Flat-plate collectors are typically installed facing south on a rooftop.
You can install battery backup to heat water during cloudy weather.
Heat home with solar panels, which convert sunlight directly into electricity.
Solar panels are long, flat units of solar cells and are made of semiconducting materials; when cells absorb sunlight, solar energy knocks electrons loose from atoms, producing electricity.
Solar cells are typically combined into modules that hold about 40 cells; they are generally mounted on roofs facing south or on tracking devices that follow the sun.
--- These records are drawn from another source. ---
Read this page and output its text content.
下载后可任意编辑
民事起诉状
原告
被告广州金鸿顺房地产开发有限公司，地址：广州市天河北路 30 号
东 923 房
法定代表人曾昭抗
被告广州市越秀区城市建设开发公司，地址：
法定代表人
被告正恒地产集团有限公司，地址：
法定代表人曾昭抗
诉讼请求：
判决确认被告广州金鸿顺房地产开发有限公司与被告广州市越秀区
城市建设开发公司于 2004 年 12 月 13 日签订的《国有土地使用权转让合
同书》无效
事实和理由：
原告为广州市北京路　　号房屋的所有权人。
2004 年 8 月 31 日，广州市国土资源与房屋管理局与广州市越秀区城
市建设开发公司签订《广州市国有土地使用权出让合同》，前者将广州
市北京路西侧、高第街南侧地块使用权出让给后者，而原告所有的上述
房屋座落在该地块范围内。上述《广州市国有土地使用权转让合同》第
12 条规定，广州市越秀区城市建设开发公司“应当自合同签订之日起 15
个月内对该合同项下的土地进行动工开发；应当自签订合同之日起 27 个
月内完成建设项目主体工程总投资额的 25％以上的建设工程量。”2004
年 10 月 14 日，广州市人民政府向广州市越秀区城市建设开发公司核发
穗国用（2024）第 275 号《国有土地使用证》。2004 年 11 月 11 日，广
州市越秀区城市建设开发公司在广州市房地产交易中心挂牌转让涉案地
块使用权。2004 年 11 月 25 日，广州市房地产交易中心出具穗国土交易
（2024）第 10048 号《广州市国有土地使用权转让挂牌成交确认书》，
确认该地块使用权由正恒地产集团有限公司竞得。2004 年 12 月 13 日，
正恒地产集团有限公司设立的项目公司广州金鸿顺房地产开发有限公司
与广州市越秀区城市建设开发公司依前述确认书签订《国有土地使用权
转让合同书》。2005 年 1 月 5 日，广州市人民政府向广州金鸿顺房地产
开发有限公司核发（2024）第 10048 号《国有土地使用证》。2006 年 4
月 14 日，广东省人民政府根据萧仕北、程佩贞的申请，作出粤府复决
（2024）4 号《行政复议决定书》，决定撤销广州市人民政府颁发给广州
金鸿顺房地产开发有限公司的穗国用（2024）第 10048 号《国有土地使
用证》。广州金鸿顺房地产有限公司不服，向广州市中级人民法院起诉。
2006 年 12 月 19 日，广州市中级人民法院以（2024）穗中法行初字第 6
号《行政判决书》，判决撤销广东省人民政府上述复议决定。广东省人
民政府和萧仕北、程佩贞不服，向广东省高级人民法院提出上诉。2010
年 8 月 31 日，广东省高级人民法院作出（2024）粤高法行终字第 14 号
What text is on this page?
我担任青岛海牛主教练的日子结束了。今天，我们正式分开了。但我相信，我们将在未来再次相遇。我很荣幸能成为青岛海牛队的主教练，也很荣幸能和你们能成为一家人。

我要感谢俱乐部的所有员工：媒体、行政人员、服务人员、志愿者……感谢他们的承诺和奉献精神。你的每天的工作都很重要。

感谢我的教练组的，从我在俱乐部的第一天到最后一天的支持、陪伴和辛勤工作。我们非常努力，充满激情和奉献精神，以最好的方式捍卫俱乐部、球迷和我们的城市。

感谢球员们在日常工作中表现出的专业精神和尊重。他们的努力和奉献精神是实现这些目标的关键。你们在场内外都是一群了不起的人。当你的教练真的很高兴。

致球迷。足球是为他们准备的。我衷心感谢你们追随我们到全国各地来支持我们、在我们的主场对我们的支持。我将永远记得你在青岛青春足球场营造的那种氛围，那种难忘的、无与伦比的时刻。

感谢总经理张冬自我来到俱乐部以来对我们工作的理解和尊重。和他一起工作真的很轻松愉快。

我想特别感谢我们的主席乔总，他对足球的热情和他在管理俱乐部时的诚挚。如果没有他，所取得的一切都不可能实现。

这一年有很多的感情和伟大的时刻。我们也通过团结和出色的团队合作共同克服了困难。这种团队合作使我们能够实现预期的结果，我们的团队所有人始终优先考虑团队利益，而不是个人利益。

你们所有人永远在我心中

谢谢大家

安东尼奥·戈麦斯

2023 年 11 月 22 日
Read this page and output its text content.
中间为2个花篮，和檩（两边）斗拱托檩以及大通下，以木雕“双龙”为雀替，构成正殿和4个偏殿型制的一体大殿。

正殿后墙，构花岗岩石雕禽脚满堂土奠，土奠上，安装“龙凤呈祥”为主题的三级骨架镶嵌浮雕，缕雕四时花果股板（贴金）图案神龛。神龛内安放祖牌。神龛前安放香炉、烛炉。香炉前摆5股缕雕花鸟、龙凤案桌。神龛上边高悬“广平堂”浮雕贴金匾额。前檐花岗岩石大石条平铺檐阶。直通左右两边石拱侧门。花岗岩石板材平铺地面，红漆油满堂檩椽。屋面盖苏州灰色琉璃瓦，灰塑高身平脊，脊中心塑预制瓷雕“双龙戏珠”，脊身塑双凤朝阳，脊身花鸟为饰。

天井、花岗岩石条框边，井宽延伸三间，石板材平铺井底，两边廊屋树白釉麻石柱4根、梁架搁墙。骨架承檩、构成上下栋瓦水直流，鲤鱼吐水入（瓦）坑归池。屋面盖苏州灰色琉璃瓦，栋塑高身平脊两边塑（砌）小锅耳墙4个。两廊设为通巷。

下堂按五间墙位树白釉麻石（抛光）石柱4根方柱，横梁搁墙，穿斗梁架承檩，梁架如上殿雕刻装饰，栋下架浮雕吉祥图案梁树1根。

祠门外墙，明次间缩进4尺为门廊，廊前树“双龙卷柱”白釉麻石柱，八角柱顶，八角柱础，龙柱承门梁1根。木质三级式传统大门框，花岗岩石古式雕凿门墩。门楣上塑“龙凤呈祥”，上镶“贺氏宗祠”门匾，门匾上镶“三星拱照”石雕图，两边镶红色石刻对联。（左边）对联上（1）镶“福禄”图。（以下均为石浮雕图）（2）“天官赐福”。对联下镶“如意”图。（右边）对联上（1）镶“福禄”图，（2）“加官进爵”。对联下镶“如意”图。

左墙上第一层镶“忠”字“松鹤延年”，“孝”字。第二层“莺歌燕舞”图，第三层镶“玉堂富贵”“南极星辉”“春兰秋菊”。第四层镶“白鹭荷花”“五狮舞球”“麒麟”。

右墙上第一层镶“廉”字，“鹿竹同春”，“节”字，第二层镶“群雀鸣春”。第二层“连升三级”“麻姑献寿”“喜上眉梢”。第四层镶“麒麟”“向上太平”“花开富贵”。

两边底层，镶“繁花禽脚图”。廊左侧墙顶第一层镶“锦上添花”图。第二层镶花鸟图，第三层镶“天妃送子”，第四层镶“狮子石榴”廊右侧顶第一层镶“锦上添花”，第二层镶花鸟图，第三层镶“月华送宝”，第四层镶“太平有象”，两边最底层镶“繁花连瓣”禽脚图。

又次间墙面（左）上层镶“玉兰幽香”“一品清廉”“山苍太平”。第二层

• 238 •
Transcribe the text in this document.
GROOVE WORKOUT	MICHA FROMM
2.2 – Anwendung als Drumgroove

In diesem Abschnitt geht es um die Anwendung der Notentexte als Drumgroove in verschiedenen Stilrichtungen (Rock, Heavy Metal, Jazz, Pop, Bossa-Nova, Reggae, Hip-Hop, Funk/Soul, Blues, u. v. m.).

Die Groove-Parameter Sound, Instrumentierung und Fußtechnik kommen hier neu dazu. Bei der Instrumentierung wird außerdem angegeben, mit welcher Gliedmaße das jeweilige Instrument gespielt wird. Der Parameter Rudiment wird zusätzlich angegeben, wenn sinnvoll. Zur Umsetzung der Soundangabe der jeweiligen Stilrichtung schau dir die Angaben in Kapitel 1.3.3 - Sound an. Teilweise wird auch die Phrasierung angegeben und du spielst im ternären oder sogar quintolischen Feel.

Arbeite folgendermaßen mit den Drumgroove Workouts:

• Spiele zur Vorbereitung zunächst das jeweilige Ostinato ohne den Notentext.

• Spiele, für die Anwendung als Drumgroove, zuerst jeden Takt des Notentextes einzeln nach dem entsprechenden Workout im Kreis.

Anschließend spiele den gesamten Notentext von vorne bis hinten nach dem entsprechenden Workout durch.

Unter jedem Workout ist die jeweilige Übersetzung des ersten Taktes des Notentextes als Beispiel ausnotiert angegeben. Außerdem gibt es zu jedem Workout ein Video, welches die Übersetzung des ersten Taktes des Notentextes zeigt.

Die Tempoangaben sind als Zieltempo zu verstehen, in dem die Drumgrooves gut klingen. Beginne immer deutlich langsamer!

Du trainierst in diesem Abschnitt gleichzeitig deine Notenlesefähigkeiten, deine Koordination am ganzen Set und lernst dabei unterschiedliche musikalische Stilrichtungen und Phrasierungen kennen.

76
Harness wind power with wind turbines.
Blades act much like airplane wings creating low-pressure, which pulls blade causing rotor to turn; this spins shaft to generator which produces electricity.
Install fuel cells to produce electricity.
Fuel cells combine hydrogen and oxygen to produce electricity, heat, and water; they're like batteries that never lose their charge as long as they have access to fuel.
Most common fuel cell fuel is hydrogen but they can run on methanol.
Use geothermal heat pump to tap into heat in hot water and rock beneath earth's surface.
Upper 10 feet of Earth's surface maintains constant temperature between 50 and 60 degrees F; geothermal heat pump with air delivery system pulls this temperature from earth and uses it to heat and cool home.
Heat removed from indoor air during summer can be used as free source of hot water.
Research tax credit websites; credit amounts differ from system to system and excess credit can generally be carried forward to next tax year.
Tax savings can apply retroactively to systems already in place and are good through 2016.